Women’s History Month Ends, But the Work Is Far from Over

In August of 1920, Congress ratified the 19th amendment, delivering voting rights to American women. This year’s Women’s History Month, celebrated in March, honors these accomplishments, more than a century later. Yet, for all the progress feminists have made around the world in the last century, recent years have been marked by a spike in violence against women.

Samia Suluhu Hassan, Kamala Harris, and Nanaia Mahuta have all made history this year as the first women of color elected to their respective positions of power. Despite these breakthroughs, in the Tigray region of Ethiopia, rape has become a weapon of war against women in the ongoing civil war.

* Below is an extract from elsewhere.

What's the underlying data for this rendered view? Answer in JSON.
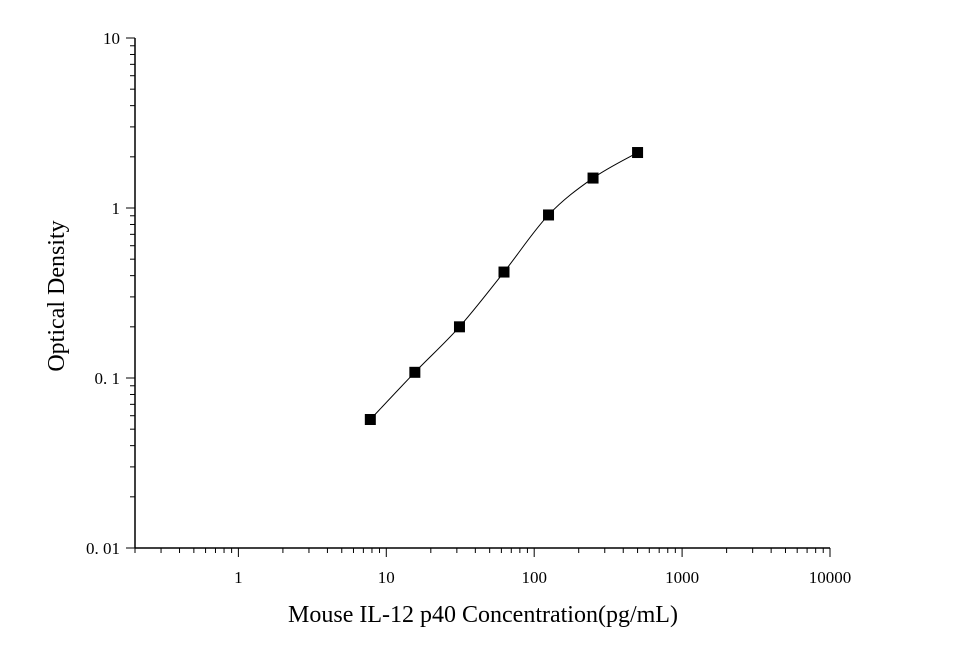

Rape is being used by soldiers on both sides of the conflict as a means of violently controlling, punishing, or incapacitating women. Although the #MeToo movement has brought global attention to cases of sexual assault, many countries still aren’t moving in the right direction. For instance, on March 19, Turkey dropped out of the Istanbul Convention, a 2011 pledge designed to protect women from domestic violence and promote gender equality.

In the U.S., the Atlanta shootings have brought international attention to the dehumanization of Asian women that has occurred in our country for centuries. The Minnesota State Supreme Court recently ruled that rape can be designated as a less severe charge if the victim voluntarily consumed alcohol prior to the attack; the justices found that the victim’s intoxication qualified as “mental incapacitation.” 

Laws and in the U.S. have time and time again fallen short of protecting women’s rights. The Violence Against Women Act was signed by President Bill Clinton in 1994. Designed to protect women against rape and other forms of sexual harrasment, the Act expired in 2018. It offered $1.6 billion over 6 years to the investigation and prosecution of violent crimes against women. It also created the Office of Violence Against Women within the Department of Justice. In 2012, upon the Act’s first reauthorization, it was expanded to include protections for same-sex couples and victims of sex trafficking. The Act finances community violence prevention programs, safe houses, specialized programs for immigrant women and disabled women, and legal aid for the survivors of domestic violence. Despite the benefits from this Act, Congress let the bill expire in 2018. While the Act was re-instituted in 2019 as part of a separate spending bill, it expired again only a few weeks later. 

With every stride toward gender equality there is always some stipulation — some “yet” accompanied by a body count. So, as another Women’s History month ends, I wonder what this universal truth looks like today. The fact remains that sexism is still very much present from the spike in cases of domestic violence to the gender pay gap.

But I still see hope in the fight for gender equity. I see it in the House of Representatives, where the same Violence Against Women Act that sat inactive on a desk in Washigton for three years was pushed to renewal by the most female-identifying House of Representatives in American history. I see it in the deconstruction of the gender binary by our generation. Gender discrimination continues to exist, and feminists will continue to fight to dismantle the patriarchy wherever they see it. Happy Women’s History Month, and please tell your senator to renew the Violence Against Women Act.